Ancak bu sıkıcı gündem içinde güzel olan bir şeyler de var:

AK Parti İl Kadın Kolları Başkanı Zehra Hatipoğlu ve ekibi…

Hatipoğlu siyasette iddialı olduğu kadar, hayatında da oldukça tevazu sahibi bir çizgi izliyor. İddialı bir şekilde siyasetin erkeklerin işi olmadığını gösteriyor. Adeta bisküvi reklamında dendiği gibi ‘anne eli değmiş’ bir siyaset inşa ediliyor. Kırmadan, dökmeden, dolanmadan, saklanmadan …

Erkekleşmiş kadın siyasetçilere inat, gerçek bir hanımefendi gibi siyasetini idame ediyor. Ekibi de oldukça canlı ve heyecanlı. AK Partili hanımların üzerinde bu zamana kadar (üst üste gelen bu kadar seçime rağmen) hiç ölü toprağı görmedim.

Zehra Hanımın sık sık söylediği gibi, hanımlar beşik de sallıyor, Dünya’yı da…

AK Parti bugün Sakarya’da her seçim sonrasında Türkiye ortalamasının 8-10 bandı üstünde bir oy alabiliyorsa, bu AK kadınların üstün dava şuurundan ileri geliyor.

Zehra Hanım inanmışlığın en güzel tablosunu 30 Mart’ta inşa etti. En azından benim gözlemlerim o yönde. Sakarya’nın arşınlamadık sokağını bırakmadılar, girilmedik ev, hasbihal edilmedik teyze yoktu.

Adeta seçimin dinamosu oldular. Meydanlarda harala gürele dövüşen erkeklere inat, ilkeli olmayı tercih ettiler. Tüm bu yorumlar, bu zamana kadar takip edilen sistem dâhilinde güncelliğini koruyor.
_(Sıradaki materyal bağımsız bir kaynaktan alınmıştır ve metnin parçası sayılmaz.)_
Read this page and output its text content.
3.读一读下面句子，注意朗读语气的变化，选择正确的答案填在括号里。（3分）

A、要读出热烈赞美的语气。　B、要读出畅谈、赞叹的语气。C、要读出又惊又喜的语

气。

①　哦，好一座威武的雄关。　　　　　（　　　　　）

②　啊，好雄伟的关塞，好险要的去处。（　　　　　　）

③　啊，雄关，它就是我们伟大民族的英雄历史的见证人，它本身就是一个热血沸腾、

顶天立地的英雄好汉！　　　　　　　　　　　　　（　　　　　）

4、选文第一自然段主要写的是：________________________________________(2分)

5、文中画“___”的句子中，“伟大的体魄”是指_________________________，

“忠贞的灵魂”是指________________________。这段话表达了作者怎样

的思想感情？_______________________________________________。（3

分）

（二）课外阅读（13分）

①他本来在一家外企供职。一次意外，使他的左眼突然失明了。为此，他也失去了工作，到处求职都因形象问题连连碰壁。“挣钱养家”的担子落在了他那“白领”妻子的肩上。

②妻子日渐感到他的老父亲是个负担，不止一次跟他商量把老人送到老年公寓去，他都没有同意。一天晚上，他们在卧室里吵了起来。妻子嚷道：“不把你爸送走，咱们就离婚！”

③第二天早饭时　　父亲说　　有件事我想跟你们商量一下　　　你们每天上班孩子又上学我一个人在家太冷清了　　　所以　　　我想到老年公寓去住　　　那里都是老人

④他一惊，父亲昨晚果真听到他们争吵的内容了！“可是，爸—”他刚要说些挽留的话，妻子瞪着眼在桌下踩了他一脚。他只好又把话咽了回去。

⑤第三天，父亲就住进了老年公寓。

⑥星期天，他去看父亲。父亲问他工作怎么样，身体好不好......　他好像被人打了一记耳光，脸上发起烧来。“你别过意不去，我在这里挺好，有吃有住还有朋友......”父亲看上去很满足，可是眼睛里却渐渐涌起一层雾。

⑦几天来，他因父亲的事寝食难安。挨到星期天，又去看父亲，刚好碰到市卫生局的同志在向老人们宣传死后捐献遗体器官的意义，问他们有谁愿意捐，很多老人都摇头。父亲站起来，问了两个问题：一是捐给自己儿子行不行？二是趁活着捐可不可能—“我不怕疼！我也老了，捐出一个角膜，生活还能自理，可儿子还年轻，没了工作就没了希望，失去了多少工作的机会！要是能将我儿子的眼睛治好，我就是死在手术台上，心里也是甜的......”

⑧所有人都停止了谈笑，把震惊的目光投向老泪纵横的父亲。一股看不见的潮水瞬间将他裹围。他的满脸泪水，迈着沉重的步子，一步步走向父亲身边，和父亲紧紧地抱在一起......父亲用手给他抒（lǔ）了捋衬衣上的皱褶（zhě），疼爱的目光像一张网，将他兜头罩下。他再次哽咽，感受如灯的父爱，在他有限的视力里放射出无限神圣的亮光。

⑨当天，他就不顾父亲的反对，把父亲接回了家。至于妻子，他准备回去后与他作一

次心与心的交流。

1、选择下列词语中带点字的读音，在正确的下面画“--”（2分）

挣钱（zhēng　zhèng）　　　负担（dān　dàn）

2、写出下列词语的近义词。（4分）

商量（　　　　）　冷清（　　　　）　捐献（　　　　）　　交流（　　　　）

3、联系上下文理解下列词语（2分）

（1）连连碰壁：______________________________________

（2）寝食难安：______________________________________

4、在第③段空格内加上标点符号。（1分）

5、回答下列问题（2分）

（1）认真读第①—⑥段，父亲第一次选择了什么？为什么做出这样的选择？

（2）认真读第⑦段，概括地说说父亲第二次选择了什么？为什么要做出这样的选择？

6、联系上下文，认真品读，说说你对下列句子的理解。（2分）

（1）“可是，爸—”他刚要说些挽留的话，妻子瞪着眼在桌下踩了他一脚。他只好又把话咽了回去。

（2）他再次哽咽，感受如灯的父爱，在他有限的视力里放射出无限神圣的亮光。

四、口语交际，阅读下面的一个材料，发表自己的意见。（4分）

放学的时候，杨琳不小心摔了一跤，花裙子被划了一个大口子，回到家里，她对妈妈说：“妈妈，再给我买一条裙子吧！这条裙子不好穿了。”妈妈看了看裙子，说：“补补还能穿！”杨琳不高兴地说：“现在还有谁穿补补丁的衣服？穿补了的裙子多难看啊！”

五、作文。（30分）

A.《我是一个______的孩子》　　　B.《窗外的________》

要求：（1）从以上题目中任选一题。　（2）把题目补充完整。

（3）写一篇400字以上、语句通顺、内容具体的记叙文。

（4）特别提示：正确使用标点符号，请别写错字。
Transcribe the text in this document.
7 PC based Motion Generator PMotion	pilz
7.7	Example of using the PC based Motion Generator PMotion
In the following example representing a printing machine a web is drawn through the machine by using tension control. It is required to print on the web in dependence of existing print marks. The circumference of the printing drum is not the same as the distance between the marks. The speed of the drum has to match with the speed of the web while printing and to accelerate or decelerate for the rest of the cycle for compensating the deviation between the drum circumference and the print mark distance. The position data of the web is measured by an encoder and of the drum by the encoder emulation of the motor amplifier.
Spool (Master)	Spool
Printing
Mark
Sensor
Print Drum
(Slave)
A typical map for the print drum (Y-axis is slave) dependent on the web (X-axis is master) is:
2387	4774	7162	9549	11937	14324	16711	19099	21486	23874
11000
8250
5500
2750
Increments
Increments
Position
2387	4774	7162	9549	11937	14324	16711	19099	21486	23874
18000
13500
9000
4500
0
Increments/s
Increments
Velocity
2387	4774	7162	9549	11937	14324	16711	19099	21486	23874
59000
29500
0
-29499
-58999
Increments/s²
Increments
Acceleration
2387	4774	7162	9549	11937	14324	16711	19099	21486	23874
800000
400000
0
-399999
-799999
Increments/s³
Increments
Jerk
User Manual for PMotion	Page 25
‘Hanımların bu sessiz devrimi ne kadar konuşuluyor veya fark ediliyor?’ bu da ayrı bir mesele. Doğru işler nedense hiçbir zaman yanlışlar kadar rağbet görmüyor!

Kimse başkalarının saygısını kazanabilmek için kendisini inkar etmek zorunda değil. Şöyle bir çevrenize bakın böylesi dönemlerde. Herkes anlamsız inkârların izinde siyaset harcını karıyor! Yada kardığını sanıyor!

Kadın kolları ve Zehra Hatipoğlu bu zamana kadar hep doğru işleri yaptılar. Yakından izliyorum ve hiç şahit olmadım, rövanşist bir dil asla kullanmadılar. İtikadı sağlam insanlar olarak güçsüzü oynamadılar, kendilerinden emin bir duruş sergilediler.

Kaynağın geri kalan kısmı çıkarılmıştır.